For more information on how to integrate with external systems, refer to this page.
For segment-triggered journeys, you can define the throttling rate of your Read Segment activity that will impact journey throughput. Read more
You can modify this value from 500 to 20 000 instances per second. If you need to go lower than 500/s, you can also add “percentage split” conditions with wait activities to split your journey into multiple branches and have them execute at a specific time.
Let’s take an example of a segment-triggered journeys working with a population of 10 000 profiles and sending data to an external system supporting 100 requests/second.
You can define your Read Segment to read profiles with a throughput of 500 profiles/second, meaning that it will take 20 seconds to read all your profiles. On second 1, you will read 500 of them, on second 2 500 more, etc.
You can then add a “percentage split” Condition activity with a 20% split to have at each second 100 profiles in each branch.
After that, add Wait activities with a specific timer in each branch. Here we’ve set up a 30 seconds wait for each one. At every second, 100 profiles will flow into each branch.
On branch 1, they will wait for 30 seconds, meaning that:
On branch 2, they will wait for 60 seconds, meaning that:
Knowing that we expect 20 seconds maximum to read all profiles, there will be no overlap between each branch, second 20 being the last one where profiles will flow into the condition. Between second 31 and second 51, all profiles in branch 1 will be processed.
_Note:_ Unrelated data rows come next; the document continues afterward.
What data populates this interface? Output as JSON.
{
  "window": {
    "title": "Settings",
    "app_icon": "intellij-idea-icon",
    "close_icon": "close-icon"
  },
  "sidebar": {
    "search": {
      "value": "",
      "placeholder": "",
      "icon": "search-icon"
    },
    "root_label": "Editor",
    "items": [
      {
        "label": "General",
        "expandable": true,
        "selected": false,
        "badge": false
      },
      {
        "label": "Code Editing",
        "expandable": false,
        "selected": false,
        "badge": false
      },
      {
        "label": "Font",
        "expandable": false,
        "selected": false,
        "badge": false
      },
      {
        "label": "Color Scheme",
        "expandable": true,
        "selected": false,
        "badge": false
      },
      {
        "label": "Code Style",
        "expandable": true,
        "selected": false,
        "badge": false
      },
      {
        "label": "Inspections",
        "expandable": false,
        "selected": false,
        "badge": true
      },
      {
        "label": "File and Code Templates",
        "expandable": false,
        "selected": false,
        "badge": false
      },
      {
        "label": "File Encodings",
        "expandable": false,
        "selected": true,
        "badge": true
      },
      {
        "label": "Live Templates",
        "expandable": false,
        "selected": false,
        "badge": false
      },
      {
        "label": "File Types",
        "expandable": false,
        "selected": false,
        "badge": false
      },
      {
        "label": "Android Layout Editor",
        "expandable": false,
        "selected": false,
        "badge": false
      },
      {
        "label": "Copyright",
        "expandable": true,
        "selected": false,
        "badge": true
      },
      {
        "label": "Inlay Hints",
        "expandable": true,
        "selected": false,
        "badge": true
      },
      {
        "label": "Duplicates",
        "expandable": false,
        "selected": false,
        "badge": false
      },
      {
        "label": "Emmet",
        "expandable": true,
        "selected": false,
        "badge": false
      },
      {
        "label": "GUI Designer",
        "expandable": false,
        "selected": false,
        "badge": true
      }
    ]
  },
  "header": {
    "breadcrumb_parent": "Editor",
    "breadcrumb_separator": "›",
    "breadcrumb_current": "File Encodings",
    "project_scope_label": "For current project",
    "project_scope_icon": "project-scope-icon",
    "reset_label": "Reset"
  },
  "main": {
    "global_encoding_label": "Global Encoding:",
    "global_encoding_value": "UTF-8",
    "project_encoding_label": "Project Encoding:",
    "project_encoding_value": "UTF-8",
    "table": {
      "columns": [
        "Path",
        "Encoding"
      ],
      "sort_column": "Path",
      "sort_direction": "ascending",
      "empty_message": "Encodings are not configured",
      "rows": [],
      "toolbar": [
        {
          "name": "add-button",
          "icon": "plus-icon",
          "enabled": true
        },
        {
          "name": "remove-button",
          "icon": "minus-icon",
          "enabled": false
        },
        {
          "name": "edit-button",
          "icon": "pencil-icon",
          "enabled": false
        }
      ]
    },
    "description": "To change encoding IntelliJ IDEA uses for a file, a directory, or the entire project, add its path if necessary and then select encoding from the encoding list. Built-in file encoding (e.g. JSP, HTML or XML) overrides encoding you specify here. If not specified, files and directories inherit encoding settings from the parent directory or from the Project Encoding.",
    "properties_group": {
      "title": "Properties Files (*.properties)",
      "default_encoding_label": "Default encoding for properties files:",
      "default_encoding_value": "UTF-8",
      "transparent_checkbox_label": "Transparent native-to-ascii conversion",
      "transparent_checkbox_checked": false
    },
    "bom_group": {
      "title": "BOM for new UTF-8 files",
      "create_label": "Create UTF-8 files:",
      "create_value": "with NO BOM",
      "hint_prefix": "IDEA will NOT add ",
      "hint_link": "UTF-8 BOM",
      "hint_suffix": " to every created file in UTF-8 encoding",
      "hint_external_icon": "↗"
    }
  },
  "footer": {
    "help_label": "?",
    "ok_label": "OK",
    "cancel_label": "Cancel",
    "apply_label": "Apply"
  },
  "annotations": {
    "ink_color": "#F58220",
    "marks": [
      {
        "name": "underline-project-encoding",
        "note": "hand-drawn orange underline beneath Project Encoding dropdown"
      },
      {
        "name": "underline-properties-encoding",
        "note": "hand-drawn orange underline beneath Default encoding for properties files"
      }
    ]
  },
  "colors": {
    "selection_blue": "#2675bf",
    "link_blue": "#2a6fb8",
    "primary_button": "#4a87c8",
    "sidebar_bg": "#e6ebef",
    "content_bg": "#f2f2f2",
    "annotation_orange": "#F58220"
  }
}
Between second 61 (1’01’‘) and second 81 (1’21’'), all profiles in branch 2 will be processed, etc.
As a guardrail, you can also add a sixth branch to have less than 100 profiles per branch, especially if your external system only supports 100 requests/second.
As with any workaround, please test that solution thoroughly before going into production to make sure it does what you want.
As an additional guardrail, you can also use Capping capabilities.
Unlike Capping capabilities, which protect an endpoint by being global to all journeys of a sandbox, this workaround works only at journey level. This means that if multiple journeys are running in parallel and are targeting the same endpoint, you will need to take that into account while designing your journey. This workaround is therefore not suitable for every use case.